Once a clear topcoat is applied you will not be able to apply a stain at a later date.

Even if try to sand the topcoat off, the clear coat will still be in the pores.

Leaving it raw and your pores will absorb all kinds of unwanted stuff.

If you intend too stain and topcoat you may have to use a grain filler prior to applying the stain which a process done over a few days.

I usually worked with white oak which did not require grain filler as it has a tight grain much like maple.

You may get away without a sealer on ash as I think it is somewhat porous.

A conditioner prevents the stain from absorbing into the wood and should be used prior to a Minwax stain.

If I remember correctly, I always used Sherwin - Williams stain with a laquer topcoat.

If I had problems with pores showing up after a couple coats of laquer I would force the lacquer into the pores with a paint brush using a couple coats.

One or two coats per day if your filling the grain, finish sanding with 400 - 600 grit then spray a couple times.

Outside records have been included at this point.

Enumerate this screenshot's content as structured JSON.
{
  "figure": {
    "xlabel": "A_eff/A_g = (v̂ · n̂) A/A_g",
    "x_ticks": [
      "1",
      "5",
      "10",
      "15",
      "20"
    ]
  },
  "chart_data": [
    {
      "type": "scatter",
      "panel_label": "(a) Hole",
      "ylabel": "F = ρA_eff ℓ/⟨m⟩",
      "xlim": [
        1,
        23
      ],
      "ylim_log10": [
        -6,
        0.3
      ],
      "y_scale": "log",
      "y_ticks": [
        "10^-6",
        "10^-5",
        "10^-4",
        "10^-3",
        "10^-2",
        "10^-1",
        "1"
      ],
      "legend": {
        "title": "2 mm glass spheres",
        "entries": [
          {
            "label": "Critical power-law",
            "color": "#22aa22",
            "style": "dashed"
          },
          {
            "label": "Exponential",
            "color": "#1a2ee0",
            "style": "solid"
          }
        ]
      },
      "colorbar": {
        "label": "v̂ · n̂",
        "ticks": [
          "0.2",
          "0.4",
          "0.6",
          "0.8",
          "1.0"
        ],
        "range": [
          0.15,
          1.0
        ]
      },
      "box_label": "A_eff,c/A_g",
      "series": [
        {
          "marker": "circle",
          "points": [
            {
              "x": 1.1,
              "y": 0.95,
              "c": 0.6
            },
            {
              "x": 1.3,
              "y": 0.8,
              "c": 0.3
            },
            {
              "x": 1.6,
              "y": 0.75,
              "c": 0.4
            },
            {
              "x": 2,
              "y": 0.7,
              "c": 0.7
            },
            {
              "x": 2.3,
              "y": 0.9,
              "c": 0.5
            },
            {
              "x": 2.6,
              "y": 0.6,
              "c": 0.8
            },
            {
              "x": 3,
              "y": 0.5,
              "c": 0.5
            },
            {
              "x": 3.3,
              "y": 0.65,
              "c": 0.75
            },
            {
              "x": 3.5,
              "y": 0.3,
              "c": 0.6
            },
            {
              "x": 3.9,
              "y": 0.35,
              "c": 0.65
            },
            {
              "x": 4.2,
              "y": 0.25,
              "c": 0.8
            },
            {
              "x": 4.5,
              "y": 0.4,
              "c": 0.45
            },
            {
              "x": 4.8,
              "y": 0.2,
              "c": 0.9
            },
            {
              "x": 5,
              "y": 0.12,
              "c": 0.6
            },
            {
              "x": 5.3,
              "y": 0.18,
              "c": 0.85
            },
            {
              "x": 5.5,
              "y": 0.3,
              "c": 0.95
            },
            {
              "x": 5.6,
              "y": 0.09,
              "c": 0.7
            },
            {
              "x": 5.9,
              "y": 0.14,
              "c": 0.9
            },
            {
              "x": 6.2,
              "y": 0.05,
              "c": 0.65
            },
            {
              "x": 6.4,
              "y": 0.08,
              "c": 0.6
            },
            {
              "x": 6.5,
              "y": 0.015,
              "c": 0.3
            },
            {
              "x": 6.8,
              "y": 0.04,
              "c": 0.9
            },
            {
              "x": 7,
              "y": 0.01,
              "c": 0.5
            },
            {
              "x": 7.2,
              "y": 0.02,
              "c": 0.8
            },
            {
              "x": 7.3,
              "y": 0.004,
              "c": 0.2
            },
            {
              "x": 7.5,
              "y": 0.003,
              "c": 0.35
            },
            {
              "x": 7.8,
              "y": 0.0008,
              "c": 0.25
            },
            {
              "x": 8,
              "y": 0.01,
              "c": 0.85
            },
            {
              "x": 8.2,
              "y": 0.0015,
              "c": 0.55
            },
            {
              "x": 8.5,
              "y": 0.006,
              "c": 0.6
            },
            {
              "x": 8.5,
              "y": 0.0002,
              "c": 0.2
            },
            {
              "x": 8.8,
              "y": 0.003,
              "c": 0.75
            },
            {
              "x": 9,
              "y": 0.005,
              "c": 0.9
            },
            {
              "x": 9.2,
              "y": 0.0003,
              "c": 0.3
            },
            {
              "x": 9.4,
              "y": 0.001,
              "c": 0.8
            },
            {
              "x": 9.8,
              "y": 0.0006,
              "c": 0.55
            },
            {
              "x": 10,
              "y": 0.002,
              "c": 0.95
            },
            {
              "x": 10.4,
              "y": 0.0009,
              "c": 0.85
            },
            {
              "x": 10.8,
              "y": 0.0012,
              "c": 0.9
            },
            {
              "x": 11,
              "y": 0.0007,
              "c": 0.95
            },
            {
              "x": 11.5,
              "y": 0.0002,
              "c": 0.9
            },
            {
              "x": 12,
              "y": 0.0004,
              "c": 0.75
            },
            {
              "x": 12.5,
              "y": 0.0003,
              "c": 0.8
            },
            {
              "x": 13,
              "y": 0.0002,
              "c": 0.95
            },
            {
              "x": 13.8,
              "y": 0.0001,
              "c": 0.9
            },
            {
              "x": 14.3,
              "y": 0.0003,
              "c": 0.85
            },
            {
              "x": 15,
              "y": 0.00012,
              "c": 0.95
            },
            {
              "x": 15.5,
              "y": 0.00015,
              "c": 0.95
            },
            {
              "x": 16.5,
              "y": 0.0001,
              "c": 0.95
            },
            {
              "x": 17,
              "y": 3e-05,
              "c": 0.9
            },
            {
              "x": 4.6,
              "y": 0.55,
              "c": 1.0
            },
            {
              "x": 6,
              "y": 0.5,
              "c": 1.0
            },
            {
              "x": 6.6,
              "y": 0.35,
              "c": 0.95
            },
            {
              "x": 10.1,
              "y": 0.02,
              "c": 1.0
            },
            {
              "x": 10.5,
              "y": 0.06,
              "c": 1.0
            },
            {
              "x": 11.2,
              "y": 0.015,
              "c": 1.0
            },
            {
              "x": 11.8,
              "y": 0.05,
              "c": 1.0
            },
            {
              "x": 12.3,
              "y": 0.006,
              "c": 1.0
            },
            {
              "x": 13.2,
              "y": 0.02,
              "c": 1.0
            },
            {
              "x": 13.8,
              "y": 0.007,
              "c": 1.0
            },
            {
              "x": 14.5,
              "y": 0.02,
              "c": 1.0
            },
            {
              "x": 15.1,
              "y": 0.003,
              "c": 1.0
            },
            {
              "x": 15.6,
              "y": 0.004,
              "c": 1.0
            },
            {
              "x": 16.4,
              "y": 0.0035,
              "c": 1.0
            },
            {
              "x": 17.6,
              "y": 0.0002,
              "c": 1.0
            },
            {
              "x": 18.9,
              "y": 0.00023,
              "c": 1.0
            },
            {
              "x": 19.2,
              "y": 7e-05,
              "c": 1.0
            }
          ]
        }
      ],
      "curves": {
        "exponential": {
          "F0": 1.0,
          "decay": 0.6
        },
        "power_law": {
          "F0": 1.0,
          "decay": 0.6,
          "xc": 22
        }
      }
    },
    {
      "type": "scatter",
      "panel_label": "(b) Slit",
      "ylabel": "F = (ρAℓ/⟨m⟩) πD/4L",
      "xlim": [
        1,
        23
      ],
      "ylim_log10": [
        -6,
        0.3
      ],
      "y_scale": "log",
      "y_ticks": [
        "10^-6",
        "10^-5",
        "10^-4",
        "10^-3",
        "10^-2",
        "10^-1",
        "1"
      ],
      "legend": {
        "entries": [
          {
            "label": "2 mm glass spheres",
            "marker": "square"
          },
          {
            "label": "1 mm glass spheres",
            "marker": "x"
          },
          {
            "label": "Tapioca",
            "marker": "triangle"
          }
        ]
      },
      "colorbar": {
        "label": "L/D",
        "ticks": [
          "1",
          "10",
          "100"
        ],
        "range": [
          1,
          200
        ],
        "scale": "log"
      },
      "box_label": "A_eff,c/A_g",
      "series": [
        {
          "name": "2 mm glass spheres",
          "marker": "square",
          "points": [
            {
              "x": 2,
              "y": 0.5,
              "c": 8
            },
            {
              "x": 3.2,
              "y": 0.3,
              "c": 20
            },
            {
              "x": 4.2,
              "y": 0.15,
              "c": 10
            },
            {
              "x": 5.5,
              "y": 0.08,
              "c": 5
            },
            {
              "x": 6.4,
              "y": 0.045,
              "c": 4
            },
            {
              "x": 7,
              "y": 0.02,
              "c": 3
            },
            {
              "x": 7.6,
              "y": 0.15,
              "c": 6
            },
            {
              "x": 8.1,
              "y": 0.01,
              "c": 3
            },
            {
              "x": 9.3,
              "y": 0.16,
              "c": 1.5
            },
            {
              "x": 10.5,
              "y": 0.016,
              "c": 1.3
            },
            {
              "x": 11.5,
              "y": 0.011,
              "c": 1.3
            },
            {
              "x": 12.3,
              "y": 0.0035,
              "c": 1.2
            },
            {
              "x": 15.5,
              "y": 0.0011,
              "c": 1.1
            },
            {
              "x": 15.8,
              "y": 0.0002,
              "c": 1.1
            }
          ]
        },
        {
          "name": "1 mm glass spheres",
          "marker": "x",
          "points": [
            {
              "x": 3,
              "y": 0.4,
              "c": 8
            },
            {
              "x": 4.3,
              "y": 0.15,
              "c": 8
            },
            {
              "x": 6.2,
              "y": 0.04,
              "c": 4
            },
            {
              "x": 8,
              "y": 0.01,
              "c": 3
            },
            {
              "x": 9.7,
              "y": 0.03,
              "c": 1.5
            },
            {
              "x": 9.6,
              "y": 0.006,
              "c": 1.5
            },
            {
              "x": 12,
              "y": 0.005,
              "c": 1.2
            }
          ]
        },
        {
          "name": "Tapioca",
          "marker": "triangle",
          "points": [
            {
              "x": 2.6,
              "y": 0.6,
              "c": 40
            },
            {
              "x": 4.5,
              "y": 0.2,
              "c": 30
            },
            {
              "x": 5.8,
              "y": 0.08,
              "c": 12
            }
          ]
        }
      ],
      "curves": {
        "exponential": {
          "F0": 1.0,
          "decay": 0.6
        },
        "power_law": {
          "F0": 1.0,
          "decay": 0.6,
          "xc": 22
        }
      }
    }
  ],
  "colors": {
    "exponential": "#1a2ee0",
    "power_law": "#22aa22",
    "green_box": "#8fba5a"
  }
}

Do not press to hard with the tack cloth, if you use one, as they can leave a sticky film, especially a new ones.

You can lightly mist a regular cloth with lacquer which makes a nice tack cloth as well if your in a bind.

Lacquer allows you much more room for error, a speck of dust can be removed once it flashes off with a piece of 600-1000 grit sandpaper.

Then you can continue, if it happens again, repeat and spray again.

Anything else just ask, I use to refinish furniture and worked in body shop as a painter way back when G.M. cars had lacquer paint.


----------